Quelques mois après le début de la Seconde Guerre Mondiale, l’officier SS Wallenberg reçoit pour ordre de recruter et de former des jeunes femmes, dans le but d’espionner les clients du célèbre bordel de Kitty Kellermann à Berlin. Autant prostituées que fanatiques du régime nazi, toutes sont chargées de recueillir sur l’oreiller les confidences de diplomates étrangers, d’officiers ou de dignitaires allemands.
1976 fut vraiment l’année du sexe et des perversions au cinéma avec les sorties de Salo ou les 120 journées de Sodome de Pier Paolo Pasolini, de L’Empire des sens de Nagisa Oshima et de ce Salon Kitty.
Après une série de films où il a abordé différents genres, Tinto Brass marque enfin les esprits avec ce film, à ne pas mettre sous tous les yeux. S’inspirant d’une stupéfiante histoire vraie, le cinéaste inscrit son film dans la lignée des Damnés de Luchino Visconti (1970) ou de Portier de nuit de Liliana Cavani (1974) plutôt que dans celle des films de nazisploitation (ou nazi porn) qui fleurirent à la même époque et dans laquelle on a voulu le cantonner.
Avec cette farce féroce, qui propose de nombreux tableaux sexuels très lestes, Brass dénonce la trivialité du pouvoir et les dépravations du national-socialisme tout en pointant du doigt les mensonges de ses élites, véritables fantoches qui prônent, pour les autres, l’ordre moral et les valeurs de la famille dans le but d’assurer leur ascension politique.

En dépit du caractère choquant de certaines scènes, il n’y a nulle ambiguïté dans le propos de ce Salon Kitty qui déboulonne le Troisième Reich à coups de bouffonneries bienvenues.
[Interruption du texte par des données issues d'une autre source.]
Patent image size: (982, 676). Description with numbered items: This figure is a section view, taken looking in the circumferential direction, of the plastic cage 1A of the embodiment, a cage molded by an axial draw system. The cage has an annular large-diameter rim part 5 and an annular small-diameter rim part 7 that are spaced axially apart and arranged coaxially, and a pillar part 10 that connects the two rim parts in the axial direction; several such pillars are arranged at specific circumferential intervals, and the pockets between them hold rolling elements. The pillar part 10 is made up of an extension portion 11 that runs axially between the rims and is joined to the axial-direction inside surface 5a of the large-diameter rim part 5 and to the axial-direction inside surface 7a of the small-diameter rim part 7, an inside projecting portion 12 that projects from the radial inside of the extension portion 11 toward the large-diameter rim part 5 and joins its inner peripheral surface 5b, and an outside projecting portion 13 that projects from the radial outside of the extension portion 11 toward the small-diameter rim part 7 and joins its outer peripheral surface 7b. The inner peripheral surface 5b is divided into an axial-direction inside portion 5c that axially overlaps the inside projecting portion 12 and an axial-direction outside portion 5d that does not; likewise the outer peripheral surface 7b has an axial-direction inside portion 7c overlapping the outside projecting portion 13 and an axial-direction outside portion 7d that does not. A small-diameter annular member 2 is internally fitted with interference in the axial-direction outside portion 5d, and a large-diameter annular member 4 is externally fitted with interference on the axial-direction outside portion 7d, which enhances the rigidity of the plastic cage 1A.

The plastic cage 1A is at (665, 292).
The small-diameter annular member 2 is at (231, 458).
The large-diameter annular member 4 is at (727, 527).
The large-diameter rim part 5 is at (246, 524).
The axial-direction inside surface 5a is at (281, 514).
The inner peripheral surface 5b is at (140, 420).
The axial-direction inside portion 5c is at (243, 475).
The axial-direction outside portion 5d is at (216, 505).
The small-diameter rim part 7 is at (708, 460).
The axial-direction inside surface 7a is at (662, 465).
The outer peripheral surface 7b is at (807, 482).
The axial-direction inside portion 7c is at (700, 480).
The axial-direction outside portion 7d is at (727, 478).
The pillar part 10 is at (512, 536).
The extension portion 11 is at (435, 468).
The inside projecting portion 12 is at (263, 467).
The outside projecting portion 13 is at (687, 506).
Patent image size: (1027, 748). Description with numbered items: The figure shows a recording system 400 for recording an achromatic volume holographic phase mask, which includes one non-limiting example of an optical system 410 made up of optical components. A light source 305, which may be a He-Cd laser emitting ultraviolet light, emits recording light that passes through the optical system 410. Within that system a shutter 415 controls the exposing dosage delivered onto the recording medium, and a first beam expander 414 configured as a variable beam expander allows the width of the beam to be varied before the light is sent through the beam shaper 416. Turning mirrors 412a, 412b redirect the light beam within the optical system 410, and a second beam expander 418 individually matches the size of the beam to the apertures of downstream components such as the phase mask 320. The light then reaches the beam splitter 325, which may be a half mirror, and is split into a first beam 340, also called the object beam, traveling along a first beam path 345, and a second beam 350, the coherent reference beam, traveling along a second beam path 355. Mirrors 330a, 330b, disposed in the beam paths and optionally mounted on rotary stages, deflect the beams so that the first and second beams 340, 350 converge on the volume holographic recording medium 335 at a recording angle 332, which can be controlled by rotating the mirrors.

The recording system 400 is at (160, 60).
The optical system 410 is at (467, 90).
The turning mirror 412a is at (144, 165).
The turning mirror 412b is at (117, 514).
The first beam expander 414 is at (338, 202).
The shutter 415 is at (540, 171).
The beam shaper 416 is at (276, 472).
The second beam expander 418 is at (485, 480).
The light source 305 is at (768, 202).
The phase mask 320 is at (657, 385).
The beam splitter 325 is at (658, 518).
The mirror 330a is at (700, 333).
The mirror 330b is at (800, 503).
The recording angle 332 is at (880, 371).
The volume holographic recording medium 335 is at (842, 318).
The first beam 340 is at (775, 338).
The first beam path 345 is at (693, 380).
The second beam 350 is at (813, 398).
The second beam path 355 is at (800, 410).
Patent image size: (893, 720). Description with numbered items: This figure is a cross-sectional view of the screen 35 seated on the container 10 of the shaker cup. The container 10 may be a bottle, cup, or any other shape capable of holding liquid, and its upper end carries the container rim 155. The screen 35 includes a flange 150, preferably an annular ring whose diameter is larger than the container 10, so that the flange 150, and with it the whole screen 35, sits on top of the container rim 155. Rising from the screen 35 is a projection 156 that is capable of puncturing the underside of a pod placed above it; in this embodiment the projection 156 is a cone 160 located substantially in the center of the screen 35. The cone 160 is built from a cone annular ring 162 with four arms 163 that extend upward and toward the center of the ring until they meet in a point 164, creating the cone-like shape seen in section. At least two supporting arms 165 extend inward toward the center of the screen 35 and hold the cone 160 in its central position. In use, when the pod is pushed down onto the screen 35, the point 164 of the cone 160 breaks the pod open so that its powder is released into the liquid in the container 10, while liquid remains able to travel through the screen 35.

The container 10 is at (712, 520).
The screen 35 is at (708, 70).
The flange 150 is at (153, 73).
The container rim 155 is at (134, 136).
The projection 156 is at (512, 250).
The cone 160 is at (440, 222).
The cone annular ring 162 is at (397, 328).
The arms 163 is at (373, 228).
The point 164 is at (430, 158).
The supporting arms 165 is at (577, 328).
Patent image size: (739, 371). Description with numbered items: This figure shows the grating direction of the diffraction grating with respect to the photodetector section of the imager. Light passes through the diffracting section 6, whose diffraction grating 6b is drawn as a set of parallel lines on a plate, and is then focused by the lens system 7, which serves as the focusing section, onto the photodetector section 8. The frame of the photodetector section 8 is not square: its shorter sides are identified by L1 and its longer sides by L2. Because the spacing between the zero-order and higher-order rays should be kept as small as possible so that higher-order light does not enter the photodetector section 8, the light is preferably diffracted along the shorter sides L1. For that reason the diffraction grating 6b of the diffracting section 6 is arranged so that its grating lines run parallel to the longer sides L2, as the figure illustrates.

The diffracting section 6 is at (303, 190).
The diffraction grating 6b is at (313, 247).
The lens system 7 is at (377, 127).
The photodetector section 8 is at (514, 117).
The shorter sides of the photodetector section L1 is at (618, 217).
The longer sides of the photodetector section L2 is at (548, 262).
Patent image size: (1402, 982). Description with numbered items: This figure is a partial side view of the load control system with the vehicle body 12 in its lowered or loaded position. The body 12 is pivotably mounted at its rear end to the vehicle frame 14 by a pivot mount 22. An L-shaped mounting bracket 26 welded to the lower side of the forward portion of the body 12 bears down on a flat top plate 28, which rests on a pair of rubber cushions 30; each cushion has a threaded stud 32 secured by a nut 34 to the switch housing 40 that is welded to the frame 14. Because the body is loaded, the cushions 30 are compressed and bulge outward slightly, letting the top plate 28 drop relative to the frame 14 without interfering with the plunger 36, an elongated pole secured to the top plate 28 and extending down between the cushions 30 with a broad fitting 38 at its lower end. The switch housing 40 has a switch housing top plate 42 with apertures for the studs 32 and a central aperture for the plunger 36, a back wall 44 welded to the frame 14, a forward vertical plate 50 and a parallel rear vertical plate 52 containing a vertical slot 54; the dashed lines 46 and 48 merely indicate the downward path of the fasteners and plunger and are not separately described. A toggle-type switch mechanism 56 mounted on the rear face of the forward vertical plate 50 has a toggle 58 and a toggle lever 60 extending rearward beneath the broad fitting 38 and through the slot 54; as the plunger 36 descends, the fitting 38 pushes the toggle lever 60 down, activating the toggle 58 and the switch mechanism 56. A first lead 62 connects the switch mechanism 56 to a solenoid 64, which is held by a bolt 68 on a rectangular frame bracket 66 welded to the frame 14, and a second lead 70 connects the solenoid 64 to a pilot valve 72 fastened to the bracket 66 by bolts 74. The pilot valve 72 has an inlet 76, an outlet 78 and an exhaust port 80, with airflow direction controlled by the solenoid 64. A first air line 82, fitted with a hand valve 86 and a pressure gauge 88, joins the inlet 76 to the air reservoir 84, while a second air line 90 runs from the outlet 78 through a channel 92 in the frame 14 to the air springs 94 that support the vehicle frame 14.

Il suffit, pour s’en convaincre, de voir les tenues à croix gammées de plus en plus extravagantes que porte Helmut Berger (parfait en SS plus opportuniste que convaincu), le portrait géant d’un Hitler atteint de strabisme ou les ridicules glissades d’un officier nazi sur le sol en marbre de son bureau.
Alors même si le film perd de sa force dans la seconde partie – avec son histoire d’amour étrangement fade – il fascine de bout en bout grâce aux magnifiques décors (Art nouveau et Art déco) de Ken Adam ainsi que par les saisissants choix esthétiques de Tinto Brass qui, entre deux corps dénudés, sait s’y prendre pour instiller le malaise : d’un abattoir sanguinolent où des hommes se conduisent comme des porcs à la projection de documents d’archives – mettant en scène Hitler – sur le corps nu d’une prostituée.
Salon Kitty participe, en tous cas, à l’extraordinaire créativité du cinéma italien des années 70 et impose Tinto Brass comme un réalisateur sulfureux. Statut que viendra conforter son film suivant, le célèbre Caligula.
Je ne connais que son dépravé Caligula. Je constate que cette antichambre de la luxure est tout aussi perversement cinématographique. Merci pour l’adresse. 🙏
Après nouveau visionnage des deux films, je préfère Salon Kitty à Caligula. 😉
Encore jamais vu, mais j’ai bien prévu un cycle Tinto Brass grâce aux récentes rééditions vidéos de quelques-uns de ses films.